What is a “moral hazard”? It is a term used in insurance circles that describes the subjective choices a person makes or could make because they have insurance. Wikipedia describes it as:
Moral hazard arises because an individual or institution does not take the full consequences and responsibilities of its actions, and therefore has a tendency to act less carefully than it otherwise would, leaving another party to hold some responsibility for the consequences of those actions. For example, a person with insurance against automobile theft may be less cautious about locking his or her car, because the negative consequences of vehicle theft are (partially) the responsibility of the insurance company.
How does this effect travel insurance? It is a concept that guides insurance executives when designing travel insurance policies. A good example of this is the clause found in many trip cancellation coverages that:
All cancellations must be reported directly to the Travel Supplier within 72 hours of the event causing the need to cancel, unless the event prevents it, and then as soon as is reasonably possible.

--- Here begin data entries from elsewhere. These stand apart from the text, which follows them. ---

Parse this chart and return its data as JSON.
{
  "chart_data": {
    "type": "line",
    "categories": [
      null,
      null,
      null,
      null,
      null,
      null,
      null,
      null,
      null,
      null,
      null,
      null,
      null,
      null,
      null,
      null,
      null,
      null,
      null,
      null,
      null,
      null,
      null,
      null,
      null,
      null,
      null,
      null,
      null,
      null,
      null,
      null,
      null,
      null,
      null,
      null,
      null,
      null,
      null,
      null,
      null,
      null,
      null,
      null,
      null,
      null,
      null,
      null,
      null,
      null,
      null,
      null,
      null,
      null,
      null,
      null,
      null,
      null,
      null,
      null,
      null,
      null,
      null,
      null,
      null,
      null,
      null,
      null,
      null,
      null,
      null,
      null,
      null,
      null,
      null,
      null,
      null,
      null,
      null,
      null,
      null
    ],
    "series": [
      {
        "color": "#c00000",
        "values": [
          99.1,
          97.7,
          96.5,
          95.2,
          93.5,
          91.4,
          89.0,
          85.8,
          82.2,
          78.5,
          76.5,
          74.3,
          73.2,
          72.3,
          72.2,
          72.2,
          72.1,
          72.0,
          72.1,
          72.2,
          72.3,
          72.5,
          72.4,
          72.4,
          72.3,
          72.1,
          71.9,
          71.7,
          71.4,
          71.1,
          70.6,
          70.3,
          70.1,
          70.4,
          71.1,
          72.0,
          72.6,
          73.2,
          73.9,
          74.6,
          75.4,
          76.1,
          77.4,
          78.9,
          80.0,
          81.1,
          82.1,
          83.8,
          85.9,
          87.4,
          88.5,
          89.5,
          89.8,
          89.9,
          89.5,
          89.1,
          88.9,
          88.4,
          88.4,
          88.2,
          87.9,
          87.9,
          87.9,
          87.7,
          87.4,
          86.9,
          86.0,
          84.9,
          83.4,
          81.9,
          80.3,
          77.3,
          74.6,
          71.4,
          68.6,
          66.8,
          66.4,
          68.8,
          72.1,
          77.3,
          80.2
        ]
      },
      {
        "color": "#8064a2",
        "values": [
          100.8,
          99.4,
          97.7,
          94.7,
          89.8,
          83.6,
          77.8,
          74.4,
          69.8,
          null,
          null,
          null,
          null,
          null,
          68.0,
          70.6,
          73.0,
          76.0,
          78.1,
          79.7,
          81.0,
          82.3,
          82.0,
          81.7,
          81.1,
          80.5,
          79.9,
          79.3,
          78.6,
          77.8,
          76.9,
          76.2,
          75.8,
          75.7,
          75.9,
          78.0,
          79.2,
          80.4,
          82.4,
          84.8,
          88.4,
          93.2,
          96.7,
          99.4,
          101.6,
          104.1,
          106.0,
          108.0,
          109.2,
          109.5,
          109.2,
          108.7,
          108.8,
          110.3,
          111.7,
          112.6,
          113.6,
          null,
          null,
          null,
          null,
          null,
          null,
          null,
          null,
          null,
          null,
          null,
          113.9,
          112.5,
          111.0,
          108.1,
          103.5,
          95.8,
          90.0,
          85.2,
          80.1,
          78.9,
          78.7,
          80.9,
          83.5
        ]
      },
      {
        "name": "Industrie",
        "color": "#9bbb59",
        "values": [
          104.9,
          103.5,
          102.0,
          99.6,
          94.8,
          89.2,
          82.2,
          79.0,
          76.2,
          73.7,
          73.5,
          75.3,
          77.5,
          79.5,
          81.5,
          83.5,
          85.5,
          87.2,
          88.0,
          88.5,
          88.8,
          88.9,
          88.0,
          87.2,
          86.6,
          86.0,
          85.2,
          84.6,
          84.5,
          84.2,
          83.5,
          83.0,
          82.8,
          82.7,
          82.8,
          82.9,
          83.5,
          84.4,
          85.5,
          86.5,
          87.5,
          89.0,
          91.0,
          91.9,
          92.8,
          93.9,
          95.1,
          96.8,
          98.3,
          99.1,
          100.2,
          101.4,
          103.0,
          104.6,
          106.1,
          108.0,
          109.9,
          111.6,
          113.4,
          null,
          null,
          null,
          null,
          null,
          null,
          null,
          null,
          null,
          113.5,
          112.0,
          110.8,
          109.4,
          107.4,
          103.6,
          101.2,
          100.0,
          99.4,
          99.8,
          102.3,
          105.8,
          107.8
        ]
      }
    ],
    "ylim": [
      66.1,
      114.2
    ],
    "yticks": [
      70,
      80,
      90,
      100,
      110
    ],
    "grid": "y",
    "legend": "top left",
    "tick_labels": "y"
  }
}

This is based on the insurance company’s concern that a traveler might act differently with insurance than they would without it and therefore incur higher cancellation fees and therefore cause increased claims for the insurance company.
Another classic case of “moral hazard” involves flight insurance. It has been the motivating factor of at least one Hollywood disaster movie where the drama was created because a character bought flight insurance with the intent to blow up the flight over water so that his wife could receive the death benefit.
Another example of “Moral hazard” is the reason why travel insurance companies will not insure the monetary value of award tickets. Company’s are concerned that it would encourage travelers to “cash” out their awards which would result in increased claims.